Middle East set for further growth
Iran and Yemen have been singled out as the Middle Eastern countries that will experience the greatest growth in travel and tourism demand in the region this year.
This is according to World Travel and Tourism Council (WTTC), which released its tourism forecast for the Middle East at Arabian Travel Market, taking place this week in Dubai.
The figures used by WTTC are prepared by Oxford Economic Forecasting and are calculated using a series a travel and tourism indicators (including investment, visitor arrivals, GDP contribution, employment figures), rather than actual visitor arrival numbers.
This explains why countries such as Iran and Yemen, which receive a relatively small proportion of Middle Eastern tourism, are placed high on the table for growth.
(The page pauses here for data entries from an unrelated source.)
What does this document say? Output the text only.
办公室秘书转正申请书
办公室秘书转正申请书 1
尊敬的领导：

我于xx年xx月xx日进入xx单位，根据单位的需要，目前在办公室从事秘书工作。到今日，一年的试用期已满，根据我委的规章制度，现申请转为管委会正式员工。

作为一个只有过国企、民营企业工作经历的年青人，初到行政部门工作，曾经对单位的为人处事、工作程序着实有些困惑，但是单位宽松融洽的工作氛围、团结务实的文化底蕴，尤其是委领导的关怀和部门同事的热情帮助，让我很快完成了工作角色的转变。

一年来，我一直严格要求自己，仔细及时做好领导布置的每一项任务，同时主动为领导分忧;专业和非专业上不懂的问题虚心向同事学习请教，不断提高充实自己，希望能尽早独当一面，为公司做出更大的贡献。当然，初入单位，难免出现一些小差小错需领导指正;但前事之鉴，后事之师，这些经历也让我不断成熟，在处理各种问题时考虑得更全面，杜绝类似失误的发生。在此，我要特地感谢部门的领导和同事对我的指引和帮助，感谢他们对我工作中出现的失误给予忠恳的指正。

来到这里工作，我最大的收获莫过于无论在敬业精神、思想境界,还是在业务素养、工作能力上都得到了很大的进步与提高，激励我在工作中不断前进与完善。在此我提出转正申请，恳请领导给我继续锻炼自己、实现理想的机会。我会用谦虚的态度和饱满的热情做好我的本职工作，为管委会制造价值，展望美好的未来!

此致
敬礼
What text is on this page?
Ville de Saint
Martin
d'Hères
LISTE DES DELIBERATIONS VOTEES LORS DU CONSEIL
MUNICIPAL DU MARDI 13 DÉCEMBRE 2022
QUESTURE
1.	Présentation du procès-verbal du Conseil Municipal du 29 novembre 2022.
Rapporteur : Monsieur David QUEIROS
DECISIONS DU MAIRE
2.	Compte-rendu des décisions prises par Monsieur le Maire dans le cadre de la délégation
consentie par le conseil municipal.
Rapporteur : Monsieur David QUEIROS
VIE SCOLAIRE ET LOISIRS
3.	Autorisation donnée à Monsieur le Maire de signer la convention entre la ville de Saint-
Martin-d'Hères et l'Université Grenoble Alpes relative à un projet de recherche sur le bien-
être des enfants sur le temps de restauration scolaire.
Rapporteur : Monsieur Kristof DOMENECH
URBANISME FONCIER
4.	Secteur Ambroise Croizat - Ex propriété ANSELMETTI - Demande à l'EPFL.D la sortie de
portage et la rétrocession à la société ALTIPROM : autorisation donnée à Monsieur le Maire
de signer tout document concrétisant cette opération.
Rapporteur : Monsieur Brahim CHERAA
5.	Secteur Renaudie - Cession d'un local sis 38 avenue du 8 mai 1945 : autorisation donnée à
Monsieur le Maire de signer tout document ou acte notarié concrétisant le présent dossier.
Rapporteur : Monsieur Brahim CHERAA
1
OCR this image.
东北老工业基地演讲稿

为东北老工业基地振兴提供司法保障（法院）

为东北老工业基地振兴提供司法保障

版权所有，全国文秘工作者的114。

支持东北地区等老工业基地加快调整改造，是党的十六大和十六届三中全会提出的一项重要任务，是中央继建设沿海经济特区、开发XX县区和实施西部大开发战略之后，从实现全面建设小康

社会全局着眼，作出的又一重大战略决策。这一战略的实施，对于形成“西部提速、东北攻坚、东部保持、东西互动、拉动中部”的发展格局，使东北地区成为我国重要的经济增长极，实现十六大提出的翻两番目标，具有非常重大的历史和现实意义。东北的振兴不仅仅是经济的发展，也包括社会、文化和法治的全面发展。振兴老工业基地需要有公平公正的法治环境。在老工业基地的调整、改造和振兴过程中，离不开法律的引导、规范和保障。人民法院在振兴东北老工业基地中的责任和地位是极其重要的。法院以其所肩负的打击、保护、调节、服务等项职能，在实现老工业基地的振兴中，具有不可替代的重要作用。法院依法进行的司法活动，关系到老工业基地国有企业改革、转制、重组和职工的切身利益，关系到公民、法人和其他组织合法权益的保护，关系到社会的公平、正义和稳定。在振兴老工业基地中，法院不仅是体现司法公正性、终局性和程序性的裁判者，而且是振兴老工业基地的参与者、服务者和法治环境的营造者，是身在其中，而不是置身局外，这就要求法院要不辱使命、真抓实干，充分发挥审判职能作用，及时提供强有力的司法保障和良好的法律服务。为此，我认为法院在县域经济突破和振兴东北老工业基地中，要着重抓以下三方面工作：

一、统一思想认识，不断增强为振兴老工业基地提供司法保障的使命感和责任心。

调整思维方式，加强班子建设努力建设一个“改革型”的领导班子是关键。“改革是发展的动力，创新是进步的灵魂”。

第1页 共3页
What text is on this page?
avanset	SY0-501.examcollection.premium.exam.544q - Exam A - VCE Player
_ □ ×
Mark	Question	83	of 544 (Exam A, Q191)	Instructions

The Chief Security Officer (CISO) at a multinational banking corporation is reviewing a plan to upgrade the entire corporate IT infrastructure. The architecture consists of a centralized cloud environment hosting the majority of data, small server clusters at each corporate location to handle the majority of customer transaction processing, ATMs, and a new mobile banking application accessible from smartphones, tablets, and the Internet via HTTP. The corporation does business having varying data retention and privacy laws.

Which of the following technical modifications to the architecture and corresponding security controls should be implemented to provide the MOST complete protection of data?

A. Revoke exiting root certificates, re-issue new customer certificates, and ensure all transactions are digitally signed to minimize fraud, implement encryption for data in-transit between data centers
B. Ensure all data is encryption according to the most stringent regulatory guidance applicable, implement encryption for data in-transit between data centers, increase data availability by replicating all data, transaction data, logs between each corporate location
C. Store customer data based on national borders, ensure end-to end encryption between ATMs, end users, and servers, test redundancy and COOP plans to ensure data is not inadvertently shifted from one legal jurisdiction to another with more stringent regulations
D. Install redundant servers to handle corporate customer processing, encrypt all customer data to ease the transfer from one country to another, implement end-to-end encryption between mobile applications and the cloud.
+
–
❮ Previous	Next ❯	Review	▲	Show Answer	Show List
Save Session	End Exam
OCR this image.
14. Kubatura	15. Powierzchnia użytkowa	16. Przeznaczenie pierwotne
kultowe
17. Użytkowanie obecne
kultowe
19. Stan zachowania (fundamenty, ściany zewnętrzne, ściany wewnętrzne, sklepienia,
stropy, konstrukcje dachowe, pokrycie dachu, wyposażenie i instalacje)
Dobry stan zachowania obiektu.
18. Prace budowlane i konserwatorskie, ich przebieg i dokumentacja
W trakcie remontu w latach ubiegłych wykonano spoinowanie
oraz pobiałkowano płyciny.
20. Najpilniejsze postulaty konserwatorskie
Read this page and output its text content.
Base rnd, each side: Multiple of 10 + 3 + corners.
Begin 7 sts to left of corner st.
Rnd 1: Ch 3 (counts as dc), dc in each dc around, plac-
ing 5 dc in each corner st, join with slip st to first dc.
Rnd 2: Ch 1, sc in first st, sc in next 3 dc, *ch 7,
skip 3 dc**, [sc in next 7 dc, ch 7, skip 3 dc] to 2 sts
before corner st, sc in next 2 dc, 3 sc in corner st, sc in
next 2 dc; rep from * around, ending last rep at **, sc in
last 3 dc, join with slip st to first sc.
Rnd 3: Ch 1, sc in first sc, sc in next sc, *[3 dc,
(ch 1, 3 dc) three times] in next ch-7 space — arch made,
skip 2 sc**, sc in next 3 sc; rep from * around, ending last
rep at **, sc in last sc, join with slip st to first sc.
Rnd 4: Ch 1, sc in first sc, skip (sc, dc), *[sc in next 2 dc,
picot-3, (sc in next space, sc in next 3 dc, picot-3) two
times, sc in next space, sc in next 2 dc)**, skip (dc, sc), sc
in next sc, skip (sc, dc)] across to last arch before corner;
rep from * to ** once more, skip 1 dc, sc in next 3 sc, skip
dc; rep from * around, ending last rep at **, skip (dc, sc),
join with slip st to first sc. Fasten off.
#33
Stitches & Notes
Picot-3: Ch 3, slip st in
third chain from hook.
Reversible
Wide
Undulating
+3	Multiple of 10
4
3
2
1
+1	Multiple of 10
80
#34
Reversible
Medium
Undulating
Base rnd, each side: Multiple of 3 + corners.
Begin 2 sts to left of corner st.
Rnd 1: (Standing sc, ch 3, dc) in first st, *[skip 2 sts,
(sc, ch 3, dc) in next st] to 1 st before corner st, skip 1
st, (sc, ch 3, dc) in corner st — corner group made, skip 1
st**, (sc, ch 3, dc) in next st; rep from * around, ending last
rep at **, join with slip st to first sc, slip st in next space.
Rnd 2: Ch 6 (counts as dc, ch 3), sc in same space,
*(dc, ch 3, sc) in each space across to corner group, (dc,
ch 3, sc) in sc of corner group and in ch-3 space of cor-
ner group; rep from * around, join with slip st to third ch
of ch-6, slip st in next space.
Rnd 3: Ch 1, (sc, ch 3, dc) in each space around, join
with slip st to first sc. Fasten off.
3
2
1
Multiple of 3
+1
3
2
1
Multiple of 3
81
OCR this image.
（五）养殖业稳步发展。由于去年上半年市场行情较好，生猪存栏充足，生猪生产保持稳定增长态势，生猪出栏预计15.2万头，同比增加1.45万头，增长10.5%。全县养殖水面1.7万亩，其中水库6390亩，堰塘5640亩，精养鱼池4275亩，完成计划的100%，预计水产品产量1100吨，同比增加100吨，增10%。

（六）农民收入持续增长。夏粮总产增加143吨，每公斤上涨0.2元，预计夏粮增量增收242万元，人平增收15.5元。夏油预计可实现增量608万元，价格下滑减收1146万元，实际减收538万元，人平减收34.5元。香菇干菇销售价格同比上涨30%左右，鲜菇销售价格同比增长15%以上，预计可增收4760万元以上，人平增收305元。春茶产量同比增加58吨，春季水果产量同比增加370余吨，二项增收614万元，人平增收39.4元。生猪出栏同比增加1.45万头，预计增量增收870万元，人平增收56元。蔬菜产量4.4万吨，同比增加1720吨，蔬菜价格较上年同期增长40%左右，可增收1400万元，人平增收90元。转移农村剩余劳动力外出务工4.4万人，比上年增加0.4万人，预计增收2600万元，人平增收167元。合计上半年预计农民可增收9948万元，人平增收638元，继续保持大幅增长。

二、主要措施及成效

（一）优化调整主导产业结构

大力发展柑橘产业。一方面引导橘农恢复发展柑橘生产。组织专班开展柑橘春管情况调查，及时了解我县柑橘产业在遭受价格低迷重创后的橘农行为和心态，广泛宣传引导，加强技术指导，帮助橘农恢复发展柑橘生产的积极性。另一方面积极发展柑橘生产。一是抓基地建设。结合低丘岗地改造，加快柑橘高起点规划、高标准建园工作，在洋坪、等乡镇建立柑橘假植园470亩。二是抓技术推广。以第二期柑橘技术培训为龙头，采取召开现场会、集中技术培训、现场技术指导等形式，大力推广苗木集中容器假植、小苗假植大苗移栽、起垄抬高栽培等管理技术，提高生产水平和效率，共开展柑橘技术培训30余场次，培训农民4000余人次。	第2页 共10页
In the case of Iran, the government is making substantial investments in improving tourism infrastructure and in the case of Yemen, visitor exports were down significantly in 2004, leaving plenty for room for growth in 2005.
More relevant to the UK travel trade is the overall growth in travel and tourism to the Middle East, which according to WTTC is beginning to recover after a tough few years following the conflict in Iraq and terrorist attacks in New York and Egypt.
Travel and tourism demand to the Middle East grew 9.1% last year and is expected to increase a further 4.8% in 2005.
WTTC president Jean Claude singled out Dubai, Abu Dhabi and Beirut as examples of destinations where government and industry has worked well together to boost visitor numbers and employment in tourism.